In order to guarantee a smooth operation without cavitation, NPSHa shall be always greater than NPSHr by a safe margin. $NPSHr< NPSHa$ The above inequality shall be satisfied for the whole range of flowrate of centrifugal pump from minimum flow to maximum allowable flow. The more the difference between NPSHa and NPSHr the less probable the cavitation to occur. It’s recommended that:

If NPSHa – NPSHr < 2 ft : Do not use the pump
If NPSHa – NPSHr < 3 ft : NPSH test is necessary

How to obtain NPSHr for centrifugal pumps

There is no exact theoretical equation to calculate NPSHr. Thus, this value has to be determined experimentally or by numerical analysis of fluid flows. Pump’s manufacturers often obtain NPSHr of their pumps by means of computational fluid dynamics (CFD) software. However, this value has to be tested for most pumps individually after fabrication. There are some methods presented in “ISO 9906 standard” as well as “API standard 610” to determine NPSHr for centrifugal pumps. One of the most popular methods is as follows:

“While the pump is in operation, at constant flowrate, decrease the NPSHa gradually by closing a throttling valve installed on the suction line of the pump. As soon as there is a sudden reduction of 3% in pump’s head, cavitation occurs. In this point NPSHa becomes equal to NPSHr. By calculating the available NPSH at this point, NPSHr can be obtained according to the following equation:” $NPSHr=\frac{1}{\rho g}\left ( P_{in}-P^{*} \right )+\frac{u_{in}^{\: 2}}{2g}$ Where P_in is the absolute pressure at pump’s inlet at 3% head drop and u_in is the liquid velocity at pump’s inlet.

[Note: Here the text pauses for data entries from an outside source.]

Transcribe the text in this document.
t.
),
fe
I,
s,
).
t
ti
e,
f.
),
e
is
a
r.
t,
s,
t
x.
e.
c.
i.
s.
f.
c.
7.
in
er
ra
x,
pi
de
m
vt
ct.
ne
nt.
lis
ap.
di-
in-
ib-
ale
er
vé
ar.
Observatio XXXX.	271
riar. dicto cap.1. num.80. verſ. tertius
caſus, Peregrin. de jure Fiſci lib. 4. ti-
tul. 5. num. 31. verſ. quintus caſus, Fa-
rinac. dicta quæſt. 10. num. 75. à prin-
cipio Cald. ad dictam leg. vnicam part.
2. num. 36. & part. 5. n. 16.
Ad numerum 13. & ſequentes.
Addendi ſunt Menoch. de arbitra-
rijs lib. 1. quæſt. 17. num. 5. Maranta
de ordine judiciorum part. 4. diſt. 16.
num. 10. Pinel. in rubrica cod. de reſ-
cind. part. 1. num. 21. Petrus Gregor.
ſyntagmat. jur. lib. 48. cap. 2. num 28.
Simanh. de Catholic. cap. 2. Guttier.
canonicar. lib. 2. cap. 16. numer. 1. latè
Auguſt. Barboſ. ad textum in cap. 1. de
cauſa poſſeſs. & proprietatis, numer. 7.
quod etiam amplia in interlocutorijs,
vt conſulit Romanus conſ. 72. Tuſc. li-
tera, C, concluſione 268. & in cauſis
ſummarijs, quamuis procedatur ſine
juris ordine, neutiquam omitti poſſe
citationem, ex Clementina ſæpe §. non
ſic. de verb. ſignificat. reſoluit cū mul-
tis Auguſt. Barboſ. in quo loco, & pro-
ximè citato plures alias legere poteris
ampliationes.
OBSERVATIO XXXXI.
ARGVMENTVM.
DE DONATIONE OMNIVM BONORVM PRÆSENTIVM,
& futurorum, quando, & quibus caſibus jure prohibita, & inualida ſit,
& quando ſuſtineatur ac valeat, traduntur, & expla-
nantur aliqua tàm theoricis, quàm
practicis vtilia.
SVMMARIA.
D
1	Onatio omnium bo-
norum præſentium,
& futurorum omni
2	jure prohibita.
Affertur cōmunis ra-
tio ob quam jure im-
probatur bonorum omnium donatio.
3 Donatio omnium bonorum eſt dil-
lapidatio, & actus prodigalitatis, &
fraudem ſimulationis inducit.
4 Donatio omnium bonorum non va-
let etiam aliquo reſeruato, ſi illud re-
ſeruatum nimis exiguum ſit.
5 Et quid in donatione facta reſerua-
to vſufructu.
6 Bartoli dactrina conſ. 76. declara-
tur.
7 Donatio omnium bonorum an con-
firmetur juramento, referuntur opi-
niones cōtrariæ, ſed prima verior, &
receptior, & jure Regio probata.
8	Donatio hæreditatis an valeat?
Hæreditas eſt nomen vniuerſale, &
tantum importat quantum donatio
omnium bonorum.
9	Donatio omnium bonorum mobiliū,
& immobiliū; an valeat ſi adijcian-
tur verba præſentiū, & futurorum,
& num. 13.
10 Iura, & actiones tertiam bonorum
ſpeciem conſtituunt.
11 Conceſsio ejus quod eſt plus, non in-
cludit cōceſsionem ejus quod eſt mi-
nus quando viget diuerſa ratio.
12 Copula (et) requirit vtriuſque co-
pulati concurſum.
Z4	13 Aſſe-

Typical methods to decrease NPSHa for an NPSH test:

Use a throttling valve on suction line
Decrease the liquid level in upstream suction tank
Decrease the pressure in suction tank by means of a vacuum pump
Different combinations of the above methods

As a result, NPSHr can be determined by performing an NPSH test. When the pump’s discharge head drops by 3%, NPSHr becomes equal to available NPSH at the suction of the pump. This is the point where cavitation begins. API refers to NPSHr as “NPSH3” because of the 3% drop in head.

Hydrocarbons liquids in oil, gas and petrochemical plants, have higher vapor pressure than water. However, experimental data shows that they have lower NPSHr comparing to water. some reasons for this strange fact are:

Collapsing of hydrocarbon’s bubbles releases less energy comparing to water.
Hydrocarbons have lower vapor volume. Therefore, if they vaporize, they occupy less area.

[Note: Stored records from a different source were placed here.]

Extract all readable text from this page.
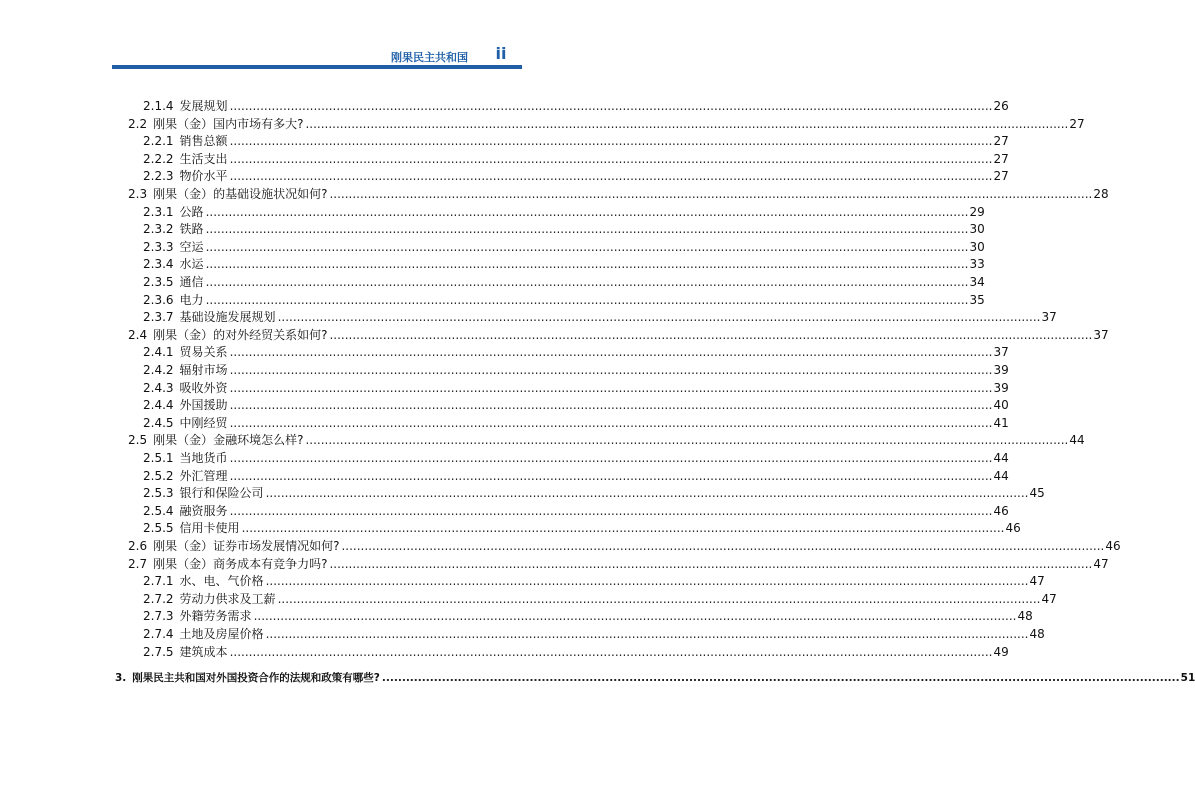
刚果民主共和国	ii
2.1.4 发展规划 ........................................................................................................................................................................................................ 26
2.2 刚果（金）国内市场有多大? ........................................................................................................................................................................................................ 27
2.2.1 销售总额 ........................................................................................................................................................................................................ 27
2.2.2 生活支出 ........................................................................................................................................................................................................ 27
2.2.3 物价水平 ........................................................................................................................................................................................................ 27
2.3 刚果（金）的基础设施状况如何? ........................................................................................................................................................................................................ 28
2.3.1 公路 ........................................................................................................................................................................................................ 29
2.3.2 铁路 ........................................................................................................................................................................................................ 30
2.3.3 空运 ........................................................................................................................................................................................................ 30
2.3.4 水运 ........................................................................................................................................................................................................ 33
2.3.5 通信 ........................................................................................................................................................................................................ 34
2.3.6 电力 ........................................................................................................................................................................................................ 35
2.3.7 基础设施发展规划 ........................................................................................................................................................................................................ 37
2.4 刚果（金）的对外经贸关系如何? ........................................................................................................................................................................................................ 37
2.4.1 贸易关系 ........................................................................................................................................................................................................ 37
2.4.2 辐射市场 ........................................................................................................................................................................................................ 39
2.4.3 吸收外资 ........................................................................................................................................................................................................ 39
2.4.4 外国援助 ........................................................................................................................................................................................................ 40
2.4.5 中刚经贸 ........................................................................................................................................................................................................ 41
2.5 刚果（金）金融环境怎么样? ........................................................................................................................................................................................................ 44
2.5.1 当地货币 ........................................................................................................................................................................................................ 44
2.5.2 外汇管理 ........................................................................................................................................................................................................ 44
2.5.3 银行和保险公司 ........................................................................................................................................................................................................ 45
2.5.4 融资服务 ........................................................................................................................................................................................................ 46
2.5.5 信用卡使用 ........................................................................................................................................................................................................ 46
2.6 刚果（金）证券市场发展情况如何? ........................................................................................................................................................................................................ 46
2.7 刚果（金）商务成本有竞争力吗? ........................................................................................................................................................................................................ 47
2.7.1 水、电、气价格 ........................................................................................................................................................................................................ 47
2.7.2 劳动力供求及工薪 ........................................................................................................................................................................................................ 47
2.7.3 外籍劳务需求 ........................................................................................................................................................................................................ 48
2.7.4 土地及房屋价格 ........................................................................................................................................................................................................ 48
2.7.5 建筑成本 ........................................................................................................................................................................................................ 49
3. 刚果民主共和国对外国投资合作的法规和政策有哪些? ........................................................................................................................................................................................................ 51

As a result, since NPSH test is always carried out by liquid water, there are some hydrocarbon correction factors which is used to compensate for hydrocarbons properties.

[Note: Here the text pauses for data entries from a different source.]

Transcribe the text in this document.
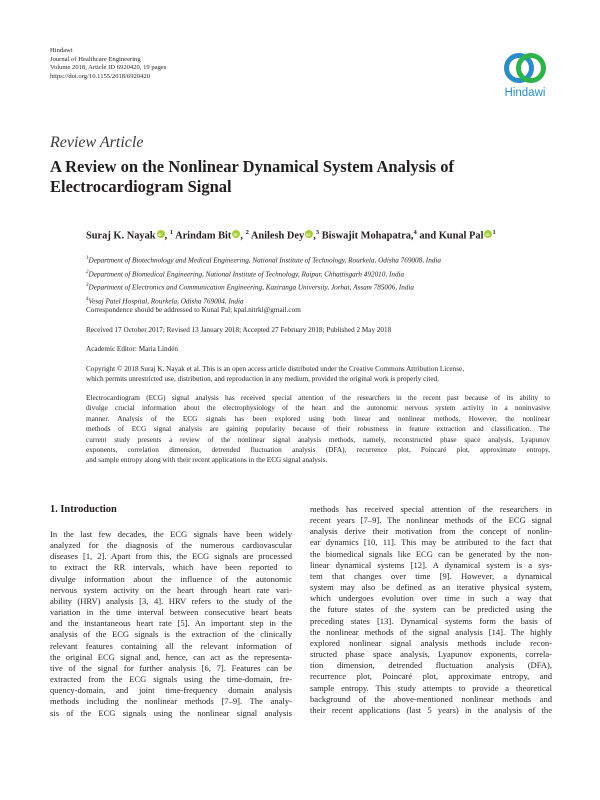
Hindawi
Journal of Healthcare Engineering
Volume 2018, Article ID 6920420, 19 pages
https://doi.org/10.1155/2018/6920420
Hindawi
Review Article
A Review on the Nonlinear Dynamical System Analysis of
Electrocardiogram Signal
Suraj K. Nayak iD , $^1$ Arindam Bit iD , $^2$ Anilesh Dey iD ,$^3$ Biswajit Mohapatra,$^4$ and Kunal Pal iD $^1$
$^1$Department of Biotechnology and Medical Engineering, National Institute of Technology, Rourkela, Odisha 769008, India
$^2$Department of Biomedical Engineering, National Institute of Technology, Raipur, Chhattisgarh 492010, India
$^3$Department of Electronics and Communication Engineering, Kaziranga University, Jorhat, Assam 785006, India
$^4$Vesaj Patel Hospital, Rourkela, Odisha 769004, India
Correspondence should be addressed to Kunal Pal; kpal.nitrkl@gmail.com
Received 17 October 2017; Revised 13 January 2018; Accepted 27 February 2018; Published 2 May 2018
Academic Editor: Maria Lindén
Copyright © 2018 Suraj K. Nayak et al. This is an open access article distributed under the Creative Commons Attribution License,
which permits unrestricted use, distribution, and reproduction in any medium, provided the original work is properly cited.
Electrocardiogram (ECG) signal analysis has received special attention of the researchers in the recent past because of its ability to
divulge crucial information about the electrophysiology of the heart and the autonomic nervous system activity in a noninvasive
manner. Analysis of the ECG signals has been explored using both linear and nonlinear methods. However, the nonlinear
methods of ECG signal analysis are gaining popularity because of their robustness in feature extraction and classification. The
current study presents a review of the nonlinear signal analysis methods, namely, reconstructed phase space analysis, Lyapunov
exponents, correlation dimension, detrended fluctuation analysis (DFA), recurrence plot, Poincaré plot, approximate entropy,
and sample entropy along with their recent applications in the ECG signal analysis.
1. Introduction
In the last few decades, the ECG signals have been widely
analyzed for the diagnosis of the numerous cardiovascular
diseases [1, 2]. Apart from this, the ECG signals are processed
to extract the RR intervals, which have been reported to
divulge information about the influence of the autonomic
nervous system activity on the heart through heart rate vari-
ability (HRV) analysis [3, 4]. HRV refers to the study of the
variation in the time interval between consecutive heart beats
and the instantaneous heart rate [5]. An important step in the
analysis of the ECG signals is the extraction of the clinically
relevant features containing all the relevant information of
the original ECG signal and, hence, can act as the representa-
tive of the signal for further analysis [6, 7]. Features can be
extracted from the ECG signals using the time-domain, fre-
quency-domain, and joint time-frequency domain analysis
methods including the nonlinear methods [7–9]. The analy-
sis of the ECG signals using the nonlinear signal analysis
methods has received special attention of the researchers in
recent years [7–9]. The nonlinear methods of the ECG signal
analysis derive their motivation from the concept of nonlin-
ear dynamics [10, 11]. This may be attributed to the fact that
the biomedical signals like ECG can be generated by the non-
linear dynamical systems [12]. A dynamical system is a sys-
tem that changes over time [9]. However, a dynamical
system may also be defined as an iterative physical system,
which undergoes evolution over time in such a way that
the future states of the system can be predicted using the
preceding states [13]. Dynamical systems form the basis of
the nonlinear methods of the signal analysis [14]. The highly
explored nonlinear signal analysis methods include recon-
structed phase space analysis, Lyapunov exponents, correla-
tion dimension, detrended fluctuation analysis (DFA),
recurrence plot, Poincaré plot, approximate entropy, and
sample entropy. This study attempts to provide a theoretical
background of the above-mentioned nonlinear methods and
their recent applications (last 5 years) in the analysis of the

Techniques to prevent cavitation in centrifugal pumps

There are two practical ways to stop cavitation from happening in centrifugal pumps. Increase NPSHa and decrease NPSHr. Since NPSHa is a system parameter, there are limitations to increase it. On the contrary, NPSHr is related to pump’s specifications and can be altered by a more efficient pump’s design.

Increasing NPSHa

Increase suction tank’s pressure
Increase suction tank’s liquid level
Cool down the liquid in order to decrease its vapor pressure
Install the pump at the lower elevation
Install a suction line with greater pipe’s diameter and minimum fittings

Decreasing NPSHr

Use an impeller with larger eye
Decrease pump’s rotational speed
Install a booster pump at suction
Use double suction impeller
Install an inducer before impeller
Use smaller pumps in parallel arrangement

Conclusion

Hydraulic principles and concepts of liquid pumping plays an important role in designing/selecting a proper pump for engineers. Criteria used in oil, gas and petrochemical industry are stricter than others are. Therefore, a better understanding of pumping system’s fundamentals is necessary. In this article, we reviewed the energy laws of fluids system and explained the important concepts of Bernoulli’s principle. Then we talked about the principle of pumping system hydraulic. Finally, we reviewed the complete definitions and theories of cavitation and NPSH according to practical industrial applications.